Thursday, January 03, 2013

Dead Iron Review: Werewolves of the Old (and Grim and Tight-lipped) West

Dead Iron was recommended to me by a friend who'd very much enjoyed this series and others by Devon Monk.  The book is workmanlike and entertaining, but hardly enthralling.

Our hero, Cedar Hunt, has been cursed with lycanthropy.  He's interesting enough, though his tortured mien slips into angsty every now and then, and is only saved from whiny by his tight-lipped, Old West tough-guy personae.  Mae Lindson bears the double-scarlet letters of being both a witch and the gringa half of a racially mixed marriage.  She's widowed pretty early on in the book (before the end of chapter 2), and spends most of the book wrapped in raging grief and the thirst for vengeance.  Her husband is slightly more approachable as a character in spite of being dead, in large part because he refuses to admit that "until death do us part" means your marriage ends when your heart stops beating.  Rose Small is an orphaned child with a mysterious past even she doesn't suspect, and which is little explored in this book.  Still, her determined optimism, open-mindedness, and innocence makes her the most empathetic and interesting or our main characters.  They are aided by a trio of subterranean "Welsh" miners and steam-punk tinkerers called the Madder brothers, who provide logistical support, firepower, and much-needed comic relief, though they themselves fall prey to the tight-and-stiff-lipped Old West tough-guy thing themselves. 

They are opposed by the excessively ostentatious Shard LeFel, royal exile of a magical world-next-door.  Under the guise of a railroad tycoon, LeFel has been working to build an enchanted door that will allow him to return home.  He just needs to murder three specific people in order to open that door. 

(As an interesting aside, LeFel is written more like a tragic hero than a villain, facing and overcoming obstacles and setbacks at every turn.  Except for his eagerness to murder and manipulate, he'd be easy to mistake for a hero whose goals just happen to oppose those of our main characters.) 

The action takes place in the small town of Hallelujah, populated by the most backwards, suspicious, small-minded sheeple-hicks you're likely to ever encounter this side of Hester Prynne's Boston.  I'm not shocking or spoiling anything for you when I mention that LeFel whips up the townsfolk into a torch-waving mob that marches on Mae Lindson's home, am I?  Didn't think so.

LeFel's minions are largely made up of the Strange, and they darn near make up for any shortcomings in the story.  Malevolent spirits driven by disturbing appetites, they seek easy entry into the American continent, and the dead iron rails of LeFel's transcontinental railroad are just the sort of gateway that they need.  In the meantime, they require the sorcerous-steampunk amalgamation bodies LeFel can provide in order to have any serious presence in the human world, and they use these bodies to further LeFel's interests, though not always eagerly. 

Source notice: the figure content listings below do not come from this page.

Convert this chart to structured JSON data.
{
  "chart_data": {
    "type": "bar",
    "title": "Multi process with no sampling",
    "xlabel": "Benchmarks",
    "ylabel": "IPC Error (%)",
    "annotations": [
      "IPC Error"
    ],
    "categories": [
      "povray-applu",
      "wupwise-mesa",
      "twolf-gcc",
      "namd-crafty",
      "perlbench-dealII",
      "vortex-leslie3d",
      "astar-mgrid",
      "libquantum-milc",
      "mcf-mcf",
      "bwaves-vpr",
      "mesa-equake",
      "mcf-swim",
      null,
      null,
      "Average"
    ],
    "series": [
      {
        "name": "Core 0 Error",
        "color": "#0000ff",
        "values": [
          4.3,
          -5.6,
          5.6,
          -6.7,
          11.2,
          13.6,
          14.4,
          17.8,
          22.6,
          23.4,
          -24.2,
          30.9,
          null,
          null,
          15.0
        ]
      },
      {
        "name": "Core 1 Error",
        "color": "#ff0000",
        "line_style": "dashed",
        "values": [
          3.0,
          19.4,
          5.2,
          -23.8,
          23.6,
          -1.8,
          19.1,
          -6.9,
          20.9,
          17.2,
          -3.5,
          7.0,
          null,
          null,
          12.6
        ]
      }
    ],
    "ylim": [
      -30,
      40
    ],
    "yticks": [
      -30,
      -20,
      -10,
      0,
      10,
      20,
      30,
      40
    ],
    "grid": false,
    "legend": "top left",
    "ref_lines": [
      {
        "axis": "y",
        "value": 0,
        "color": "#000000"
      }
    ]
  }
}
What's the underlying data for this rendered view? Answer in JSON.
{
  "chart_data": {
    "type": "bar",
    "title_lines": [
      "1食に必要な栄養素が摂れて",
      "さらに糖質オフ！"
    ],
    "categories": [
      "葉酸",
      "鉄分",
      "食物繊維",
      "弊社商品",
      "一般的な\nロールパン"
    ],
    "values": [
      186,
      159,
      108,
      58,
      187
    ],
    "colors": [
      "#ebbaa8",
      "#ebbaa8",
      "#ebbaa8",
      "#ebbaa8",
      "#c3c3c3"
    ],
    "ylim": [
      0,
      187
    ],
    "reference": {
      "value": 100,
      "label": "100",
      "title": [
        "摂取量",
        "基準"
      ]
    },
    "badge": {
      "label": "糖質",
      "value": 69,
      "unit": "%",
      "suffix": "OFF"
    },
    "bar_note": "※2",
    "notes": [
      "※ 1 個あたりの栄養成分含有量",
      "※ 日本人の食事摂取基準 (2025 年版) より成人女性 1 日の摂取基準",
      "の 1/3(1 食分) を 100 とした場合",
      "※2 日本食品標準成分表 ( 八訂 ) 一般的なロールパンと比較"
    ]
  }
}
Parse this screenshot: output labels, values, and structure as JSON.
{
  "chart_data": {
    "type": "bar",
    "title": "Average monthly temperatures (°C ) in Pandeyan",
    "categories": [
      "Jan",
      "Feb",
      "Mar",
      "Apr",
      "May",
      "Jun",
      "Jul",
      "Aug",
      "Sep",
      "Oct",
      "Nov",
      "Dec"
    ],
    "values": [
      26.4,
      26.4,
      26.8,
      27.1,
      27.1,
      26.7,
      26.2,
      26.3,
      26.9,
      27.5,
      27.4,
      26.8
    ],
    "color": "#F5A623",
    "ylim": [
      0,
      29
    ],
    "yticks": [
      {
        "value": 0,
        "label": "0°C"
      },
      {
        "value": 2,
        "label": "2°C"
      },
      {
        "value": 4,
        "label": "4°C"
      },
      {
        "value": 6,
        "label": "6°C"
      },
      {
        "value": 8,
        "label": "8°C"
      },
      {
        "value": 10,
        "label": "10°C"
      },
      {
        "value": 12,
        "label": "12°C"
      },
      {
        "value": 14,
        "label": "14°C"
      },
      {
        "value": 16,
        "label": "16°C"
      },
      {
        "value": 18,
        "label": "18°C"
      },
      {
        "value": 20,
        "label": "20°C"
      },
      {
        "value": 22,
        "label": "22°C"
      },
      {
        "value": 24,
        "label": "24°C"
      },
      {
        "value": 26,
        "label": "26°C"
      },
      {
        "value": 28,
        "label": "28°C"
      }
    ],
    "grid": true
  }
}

I haven't decided if I'm going to pick up the second book in this series.  I just don't feel the burning need to know what happens next, as I do with Kim Harrison's books, nor do I find the world quite as intriguing as I do Sarah Hoyt's current foray into multi-world steampunk-and-sorcery (though I'll readily admit Monk's work is far more steampunky, with it's steam-powered mecha and multi-utility brass-and-crystal shooting goggles.  Yes, Virginia, in Monk's work, the goggles, they do do something!).  That all said, the setting and the Strange are intriguing, and I'm curious to see what sort of trouble Rose finds for herself, so I imagine I'll pick up book two eventually.